The tradition I was raised in taught that this verse is a prophecy from the prophet Isaiah, who lived about 800 years before the time of Jesus. Handel includes it in his Christmas oratorio because many Christian traditions hold that this prophecy referred to the birth of Jesus, and while that is certainly not how the Jewish people read that passage, it was considered to be a major argument legitimizing Christianity as a sect of Judaism in its earliest days.
Not being a person who believes in the existence of the supernatural, of course I don't accept the Divinity of this story as Gospel (get it?), but the evidence seems to indicate* that there was actually a human being at the center of the Christmas story. Who he was, when he was born, and what his name was are up for debate; who wrote the stories and sermons attributed to him may be an open question; but at the very least, it's safe to say that a small group with a dynamic leader did teach some pretty radical ideas in that corner of the Roman Empire about 2,000 years ago.
I've written recently about the darker, more gruesome side of the Gospel story (see "There Is Power In the Blood"), but for the sake of the Handel piece, I'm only going to focus on the uplifting side today. From a secular humanist point of view, the core teachings attributed to Jesus Christ are pretty important ideas.
After all, he is supposed to have said "Love your neighbor as yourself," which is the essence of the Golden Rule. And his answer to the follow-up question, "But who is my neighbor?" is an undeniably important foundation of a peaceful society. (You might Imagine a more modern artist singing songs about that ideal, too!)
While Christians certainly don't own the original copyright on the idea of universal brotherhood, their influence on Western civilization had a lot to do with the way they championed the idea of using love and forgiveness as the central driving force of human life instead of power and wealth.
It is my opinion that Christians are at their best when they remember the ideals that they share with humanists and progressive or liberal elements of other faiths, and fight to protect the weak against the wealthy and powerful - as Jesus commanded them to do. Of course, I'd be happier if they did that because it is the rational and moral thing to do without the weight of a commandment from a divine character in their mythology... but these days, I think the side of decency needs all the allies it can get, regardless of why they're on that side.
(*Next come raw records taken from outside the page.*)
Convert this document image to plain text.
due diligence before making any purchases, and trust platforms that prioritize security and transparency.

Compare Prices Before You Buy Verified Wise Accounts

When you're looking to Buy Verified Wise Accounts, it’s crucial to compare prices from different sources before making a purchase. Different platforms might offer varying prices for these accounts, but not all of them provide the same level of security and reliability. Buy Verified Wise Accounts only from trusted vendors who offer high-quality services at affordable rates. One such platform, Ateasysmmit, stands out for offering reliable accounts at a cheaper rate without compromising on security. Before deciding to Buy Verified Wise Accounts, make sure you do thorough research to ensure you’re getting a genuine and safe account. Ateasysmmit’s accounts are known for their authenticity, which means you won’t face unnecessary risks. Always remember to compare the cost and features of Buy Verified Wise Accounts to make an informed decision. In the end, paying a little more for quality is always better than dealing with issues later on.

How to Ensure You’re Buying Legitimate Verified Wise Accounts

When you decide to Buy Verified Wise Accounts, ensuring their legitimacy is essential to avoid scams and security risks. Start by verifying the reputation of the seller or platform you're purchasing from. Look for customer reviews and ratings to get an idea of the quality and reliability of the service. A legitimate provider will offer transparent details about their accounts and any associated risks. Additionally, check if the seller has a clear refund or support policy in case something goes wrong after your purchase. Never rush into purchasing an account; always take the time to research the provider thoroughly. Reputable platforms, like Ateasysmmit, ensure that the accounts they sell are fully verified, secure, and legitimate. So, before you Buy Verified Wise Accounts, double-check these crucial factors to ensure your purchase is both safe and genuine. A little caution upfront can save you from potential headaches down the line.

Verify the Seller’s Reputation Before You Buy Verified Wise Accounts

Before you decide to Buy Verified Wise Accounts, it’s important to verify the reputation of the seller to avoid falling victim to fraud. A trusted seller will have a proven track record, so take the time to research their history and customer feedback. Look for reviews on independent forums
Remember, from where I sit, the entire Christmas story is pure mythology. Aside from the existence of Jesus, there is no reason to believe that any of the accounts given in the Bible are accurate or factual. I know the fact that I see it that way is offensive to some, and I don't say it to be mean-spirited. But I mention it because being fiction doesn't take away from the relevant parts of the story. Dickens only wrote fiction, so there was no actual Ebenezer Scrooge - yet the transformation of Scrooge is still something that I find inspiring. Dr. Who is wildly fictional, but I still take a great deal of joy in the humanist ideals expressed through those stories.
Keep that in mind when I tell you that I enjoy singing a piece like this chorus from Handel's Messiah. I may not believe the same literal story you do, but I believe in the same goal. And I recognize that your intention when you celebrate is to glorify the person who you see as the source of the moral fabric that binds us together, whether I see him that way or not.
For all the pain and terror that can be pinned on Christianity in the course of Western history, Christmas is a festival that tries to focus on that message of love and hope. When Christians stay true to that message, they are at their best, and in our divided, diverse, and often combative world, it's important for all of us to be reminded of that.
* I recommend starting with Bart Ehrman's 2012 book "Did Jesus Exist?" for as neutral an assessment of the historical evidence as you are likely to find.